Author information
1Centers for Disease Control and Prevention, Division of Viral Hepatitis Bsmith6@cdc.gov.
2Centers for Disease Control and Prevention Foundation.
3Icahn School of Medicine at Mount Sinai.
4University of Alabama at Birmingham.
5Henry Ford Hospital.
6University of Texas at Houston.
7NORC at the University of Chicago.
Abstract
BACKGROUND: HCV testing guidance issued by CDC in 1998 recommends HCV antibody (anti-HCV) testing for persons with specified risk factors. The purpose of this study was to determine the prevalence and predictors of anti-HCV positivity among primary care outpatients and estimate the proportion of unidentified anti-HCV+ persons using risk-based testing.

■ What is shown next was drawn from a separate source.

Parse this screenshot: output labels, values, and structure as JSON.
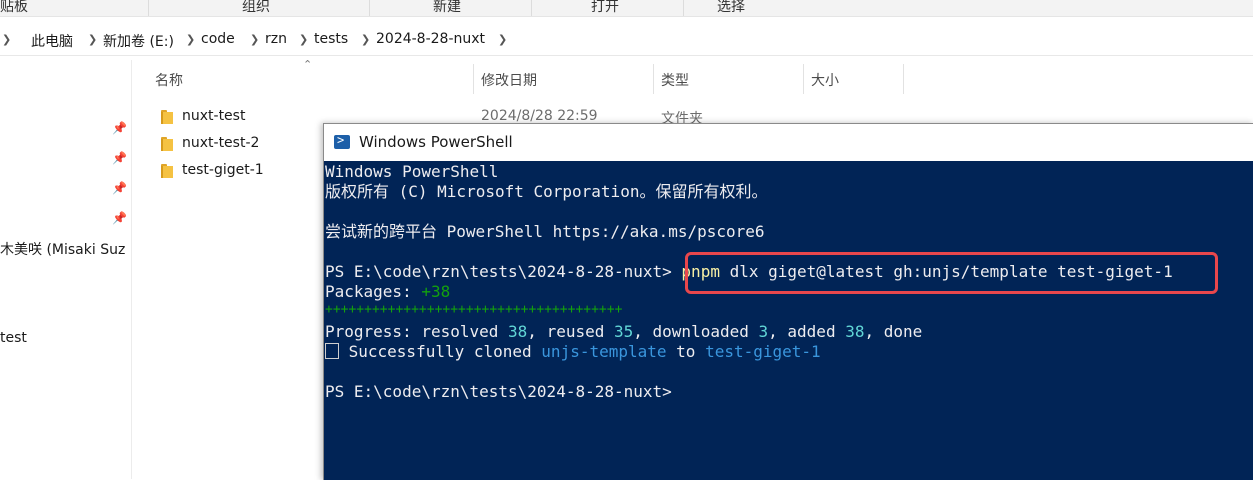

METHODS: We analyzed electronic medical record data from a four-site retrospective study. Patients were aged ≥18 years, utilized ≥1 outpatient primary care service(s) between 2005 and 2010, and had no documented evidence of prior HCV diagnosis. Among persons tested for anti-HCV, we fit a multilevel logistic regression model to identify patient-level independent predictors of anti-HCV positivity. We estimated the proportion of unidentified anti-HCV+ persons by using multiple imputation to assign anti-HCV results to untested patients.
RESULTS: We observed 209,076 patients for a median of 5 months (interquartile range: 1-23). Among 17,464 (8.4%) patients who were tested for anti-HCV, 6.4% (n=1,115) were positive. We identified history of injection drug use (adjusted odds ratio, 95%CI: 6.3, 5.2-7.6), 1945-1965 birth cohort (4.4, 3.8-5.1), and elevated alanine aminotransferase levels (4.8, 4.2-5.6) as independently associated with anti-HCV positivity. We estimated that 81% (n=4,890/6,005) of anti-HCV+ patients were unidentified using risk-based testing.
CONCLUSIONS: In these outpatient primary care settings, risk-based testing may have missed four of five newly enrolled patients who are anti-HCV+. Without knowing their status, unidentified anti-HCV+ persons cannot receive further clinical evaluation, antiviral treatment, and are unlikely to benefit from secondary prevention recommendations to limit disease progression and mortality.